Parameter currentVersion cann't null	An earlier version of edgeadm is used.	Check whether edgeadm of the latest version is used. You can update a cluster from Kubernetes 1.18 to 1.20, or from Kubernetes 1.20 to 1.22.
upgrade kubelet failed at phase install, recover to previous state. error run phase upgrade: xxxx	The cluster fails to be upgraded and has been automatically rolled back to the previous state. The node status is not affected.	Retain the logs and submit a ticket.
upgrade kubelet failed at phase install, recover to previous state recover kubelet failed, err: xxx error run phase upgrade: xxxx	The cluster fails to be upgraded and has been automatically rolled back to the previous state. The node status is affected.	Retain the logs and submit a ticket.

How do I collect the diagnostics information about nodes in an ACK Edge cluster?

If an exception occurs on a node in an ACK Edge cluster, perform the following steps to collect the diagnostics information about the node for data analysis:

Log on to the abnormal node in the ACK Edge cluster.

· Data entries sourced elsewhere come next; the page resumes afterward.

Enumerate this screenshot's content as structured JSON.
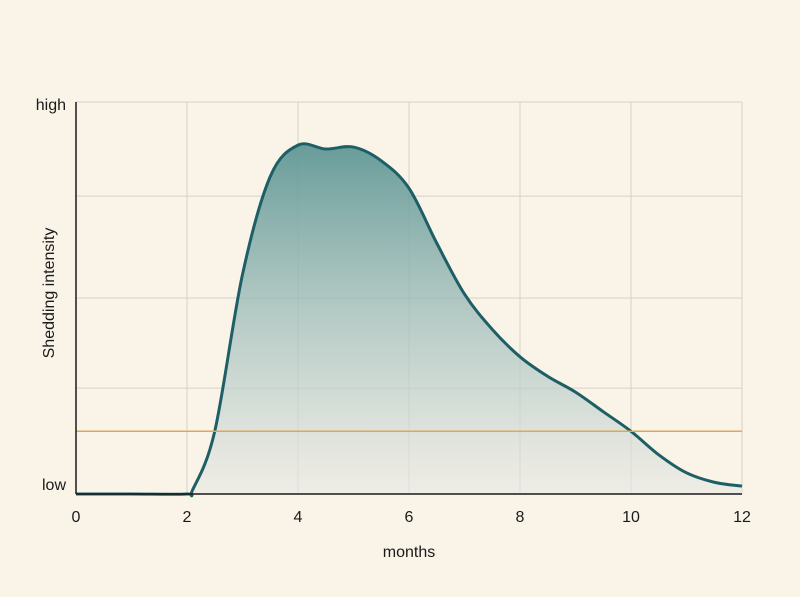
{
  "chart_data": {
    "type": "area",
    "x_label": "months",
    "y_label": "Shedding intensity",
    "x": [
      0,
      1,
      2,
      2.1,
      2.5,
      3,
      3.5,
      4,
      4.5,
      5,
      5.5,
      6,
      6.5,
      7,
      7.5,
      8,
      8.5,
      9,
      9.5,
      10,
      10.5,
      11,
      11.5,
      12
    ],
    "series": [
      {
        "color": "#1e5f66",
        "values": [
          0,
          0,
          0,
          0.01,
          0.16,
          0.56,
          0.81,
          0.89,
          0.88,
          0.885,
          0.85,
          0.78,
          0.64,
          0.51,
          0.42,
          0.35,
          0.3,
          0.26,
          0.21,
          0.16,
          0.1,
          0.054,
          0.03,
          0.02
        ]
      }
    ],
    "xlim": [
      0,
      12
    ],
    "xticks": [
      0,
      2,
      4,
      6,
      8,
      10,
      12
    ],
    "ylim": [
      0,
      1
    ],
    "yticks": [
      {
        "value": 0,
        "label": "low"
      },
      {
        "value": 0.27,
        "label": null
      },
      {
        "value": 0.5,
        "label": null
      },
      {
        "value": 0.76,
        "label": null
      },
      {
        "value": 1,
        "label": "high"
      }
    ],
    "reference_line": {
      "value": 0.16,
      "color": "#dcaa55"
    },
    "grid": true
  }
}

Run the following command to download the diagnostics script:

curl -o /usr/local/bin/diagnose_edge_node.sh https://aliacs-k8s-cn-hangzhou.oss-cn-hangzhou.aliyuncs.com/public/diagnose/diagnose_k8s.sh

Run the following command to make the diagnostics script executable:
```
chmod u+x /usr/local/bin/diagnose_edge_node.sh
```
Run the following command to switch to the specified directory:
```
cd /usr/local/bin/
```

Run the following command to run the diagnostics script:

./diagnose_edge_node.sh

Expected output: Each time you run the diagnostics script, a file with a different name is generated. In this example, the log file is named diagnose_1578310147.tar.gz.

......
+ echo 'please get diagnose_1578310147.tar.gz for diagnostics'
please get diagnose_1578310147.tar.gz for diagnostics
+ echo 'Submit the file named diagnose_1578310147.tar.gz to request technical support.'
Submit the file named diagnose_1578310147.tar.gz to request technical support.

Run the ll command to verify that the diagnostics report named diagnose_1578310147.tar.gz exists.